Processo Scazzi, prosegue la deposizione di Sabrina Misseri: "Non l'ho uccisa io!"

E' ripreso stamattina davanti alla Corte d'Assise di Taranto il processo di primo grado per l'omicidio di Sarah Scazzi, interrotto la settimana scorsa durante la deposizione di Sabrina Misseri, una delle due imputate principali, che era partita col descrivere i suoi rapporti con la cugina e quelli con Ivano Russo, per poi passare a raccontare cosa successe, dal suo punto di vista, quel tragico 26 agosto 2010.

In apertura dell'udienza il pm Mariano Buccoliero ha chiesto alla Corte di poter ascoltare in aula alcune interviste televisive rilasciate dalla giovane Misseri nei giorni successivi alla scomparsa di Sarah Scazzi, con particolare interesse per quella dell'8 ottobre 2010, quando suo padre aveva appena confessato l'omicidio e fatto ritrovare il corpo senza vita della giovane, e tutte quelle rilasciate nei giorni a venire, prima che venisse tirata in causa e arrestata.

Secondo il pm la ricostruzione dei fatti fornita dall'imputata in quelle interviste - acquisite agli atti del processo come prove documentali - non coincide con quella emersa la settimana scorsa durante l'interrogatorio della giovane. Sabrina Misseri si è contraddetta più volte e quelle interviste ne sono la prova.
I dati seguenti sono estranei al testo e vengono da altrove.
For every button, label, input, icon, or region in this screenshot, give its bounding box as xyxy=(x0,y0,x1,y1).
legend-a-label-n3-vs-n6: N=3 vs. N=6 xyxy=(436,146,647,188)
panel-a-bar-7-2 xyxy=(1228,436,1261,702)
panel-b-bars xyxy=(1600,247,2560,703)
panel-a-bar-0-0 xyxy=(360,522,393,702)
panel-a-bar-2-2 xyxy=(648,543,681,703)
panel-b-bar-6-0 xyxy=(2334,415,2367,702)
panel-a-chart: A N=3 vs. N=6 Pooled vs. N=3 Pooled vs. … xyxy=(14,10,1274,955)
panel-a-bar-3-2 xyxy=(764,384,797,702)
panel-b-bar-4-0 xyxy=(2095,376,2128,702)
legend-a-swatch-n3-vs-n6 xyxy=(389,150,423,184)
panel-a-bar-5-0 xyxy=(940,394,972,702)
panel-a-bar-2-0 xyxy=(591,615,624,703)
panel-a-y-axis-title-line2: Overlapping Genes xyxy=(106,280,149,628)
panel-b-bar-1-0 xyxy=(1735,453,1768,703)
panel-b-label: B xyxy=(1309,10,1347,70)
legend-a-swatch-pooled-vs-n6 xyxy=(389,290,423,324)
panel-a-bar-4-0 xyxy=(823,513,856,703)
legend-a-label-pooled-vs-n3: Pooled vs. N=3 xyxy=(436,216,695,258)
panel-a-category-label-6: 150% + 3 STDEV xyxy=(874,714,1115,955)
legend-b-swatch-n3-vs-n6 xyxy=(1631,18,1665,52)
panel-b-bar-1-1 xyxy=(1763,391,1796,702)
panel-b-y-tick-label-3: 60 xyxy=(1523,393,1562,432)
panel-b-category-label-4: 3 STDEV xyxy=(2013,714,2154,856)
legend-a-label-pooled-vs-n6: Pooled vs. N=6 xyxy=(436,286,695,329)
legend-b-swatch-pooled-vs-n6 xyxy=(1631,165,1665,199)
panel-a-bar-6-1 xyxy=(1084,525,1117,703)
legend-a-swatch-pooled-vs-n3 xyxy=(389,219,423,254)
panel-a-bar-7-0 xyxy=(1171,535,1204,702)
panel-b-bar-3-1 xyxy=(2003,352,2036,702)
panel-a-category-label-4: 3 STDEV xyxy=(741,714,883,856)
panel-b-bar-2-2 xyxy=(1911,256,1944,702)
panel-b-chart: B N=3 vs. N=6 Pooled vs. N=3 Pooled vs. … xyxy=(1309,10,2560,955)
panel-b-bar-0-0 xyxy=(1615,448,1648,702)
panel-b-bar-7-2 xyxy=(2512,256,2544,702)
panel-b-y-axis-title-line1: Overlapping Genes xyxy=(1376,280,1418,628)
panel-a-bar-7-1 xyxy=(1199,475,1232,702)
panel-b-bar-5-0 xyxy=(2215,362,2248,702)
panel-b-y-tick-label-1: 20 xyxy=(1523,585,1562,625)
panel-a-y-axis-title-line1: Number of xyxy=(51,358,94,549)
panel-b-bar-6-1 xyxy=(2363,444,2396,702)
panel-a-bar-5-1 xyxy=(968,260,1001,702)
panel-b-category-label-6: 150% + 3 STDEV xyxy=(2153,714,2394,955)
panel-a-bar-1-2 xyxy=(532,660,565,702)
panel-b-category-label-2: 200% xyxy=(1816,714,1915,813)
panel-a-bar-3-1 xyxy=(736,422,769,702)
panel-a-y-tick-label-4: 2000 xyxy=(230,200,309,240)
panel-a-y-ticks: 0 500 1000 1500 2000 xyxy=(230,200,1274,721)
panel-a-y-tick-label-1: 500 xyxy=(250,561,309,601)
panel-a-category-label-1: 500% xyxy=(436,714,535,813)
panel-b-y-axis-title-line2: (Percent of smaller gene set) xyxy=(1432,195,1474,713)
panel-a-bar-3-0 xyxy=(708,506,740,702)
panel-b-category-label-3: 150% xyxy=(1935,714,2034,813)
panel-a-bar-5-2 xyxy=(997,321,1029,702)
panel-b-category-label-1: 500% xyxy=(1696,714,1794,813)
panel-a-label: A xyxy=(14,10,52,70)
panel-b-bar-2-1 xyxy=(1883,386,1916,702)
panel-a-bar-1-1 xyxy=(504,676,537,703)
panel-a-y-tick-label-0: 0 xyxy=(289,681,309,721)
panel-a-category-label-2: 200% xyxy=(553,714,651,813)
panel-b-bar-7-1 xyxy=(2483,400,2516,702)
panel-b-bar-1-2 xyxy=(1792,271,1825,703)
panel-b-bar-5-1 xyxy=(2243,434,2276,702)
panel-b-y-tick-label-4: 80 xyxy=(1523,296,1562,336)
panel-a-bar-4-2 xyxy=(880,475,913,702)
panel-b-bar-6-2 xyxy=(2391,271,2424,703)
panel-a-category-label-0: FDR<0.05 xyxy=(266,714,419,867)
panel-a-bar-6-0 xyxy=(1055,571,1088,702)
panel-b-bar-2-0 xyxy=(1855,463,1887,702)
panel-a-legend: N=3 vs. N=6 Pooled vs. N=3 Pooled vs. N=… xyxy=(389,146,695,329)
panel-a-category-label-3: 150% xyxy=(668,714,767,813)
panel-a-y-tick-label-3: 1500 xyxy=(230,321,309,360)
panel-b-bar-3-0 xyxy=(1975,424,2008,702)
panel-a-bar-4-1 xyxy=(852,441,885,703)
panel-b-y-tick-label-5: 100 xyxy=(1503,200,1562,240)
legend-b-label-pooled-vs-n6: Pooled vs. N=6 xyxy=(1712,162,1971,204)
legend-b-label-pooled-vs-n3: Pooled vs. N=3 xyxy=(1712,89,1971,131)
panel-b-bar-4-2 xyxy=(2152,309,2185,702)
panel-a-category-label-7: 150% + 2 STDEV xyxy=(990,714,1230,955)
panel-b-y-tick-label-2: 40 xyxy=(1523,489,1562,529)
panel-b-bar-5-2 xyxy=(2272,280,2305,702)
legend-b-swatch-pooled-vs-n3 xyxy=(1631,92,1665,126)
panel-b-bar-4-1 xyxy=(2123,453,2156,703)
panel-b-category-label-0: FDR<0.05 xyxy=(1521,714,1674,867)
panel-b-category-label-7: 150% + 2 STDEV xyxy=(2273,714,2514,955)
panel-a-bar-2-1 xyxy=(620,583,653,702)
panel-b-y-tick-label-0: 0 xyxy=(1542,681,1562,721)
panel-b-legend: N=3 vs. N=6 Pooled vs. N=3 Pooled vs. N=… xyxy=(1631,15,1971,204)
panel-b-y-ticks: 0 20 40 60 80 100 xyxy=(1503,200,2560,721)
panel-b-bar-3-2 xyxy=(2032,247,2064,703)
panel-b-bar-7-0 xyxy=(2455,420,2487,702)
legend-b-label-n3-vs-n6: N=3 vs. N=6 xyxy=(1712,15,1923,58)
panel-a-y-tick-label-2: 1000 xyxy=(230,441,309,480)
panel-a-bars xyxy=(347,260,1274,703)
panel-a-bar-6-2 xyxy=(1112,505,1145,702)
L'interrogatorio è ripreso in mattinata da dove si era interrotto: il pm Buccoliero ha chiesto a Sabrina Misseri di raccontare cosa successe dopo quel 26 agosto, fino al momento del suo arresto. Per ben sei ore la giovane ha cercato di rispondere alle domande incalzati relative ai suoi spostamenti, in particolare quelli tra le 15.30 e le 17 di quel giorno, prima che accompagnasse la madre di Sarah in caserma per denunciare la scomparsa della figlia.

La discussione si è poi spostata sul giorno del ritrovamento del cadavere della 15enne, nascosto in un pozzo in contrada Mosca, non lontano da Avetrana. Sabrina ha dichiarato di non conoscere quel luogo e di non esserci mai stata prima che suo padre vi facesse rinvenire il cadavere, ma questo particolare è stato contestato dai pm, secondo i quali la giovane stava mentendo.

La palla è poi passata in mano agli avvocati di parte civile - quelli che difendono i familiari della vittima: il padre Giacomo, il fratello Claudio e la madre Concetta Serrano - che stanno ponendo le loro domande alla giovane. Poi è stata la volta del controesame: l'avvocato Franco Coppi, difensore della giovane di Avetrana, ha cercato di smontare gli elementi accusatori forniti dal pm.

Di fronte alla domanda diretta del difensore, "hai ucciso tu Sarah Scazzi?", Sabrina ha risposto negativamente: "non l'ho uccisa io. Il perchè mio padre mi ha accusato è scritto nelle lettere e nei memoriali che continua a scrivermi e nei quali mi chiede spesso perdono e nei quali si accusa di essere stato lui l'unico autore dell'omicidio".

Il processo riprenderà domani mattina.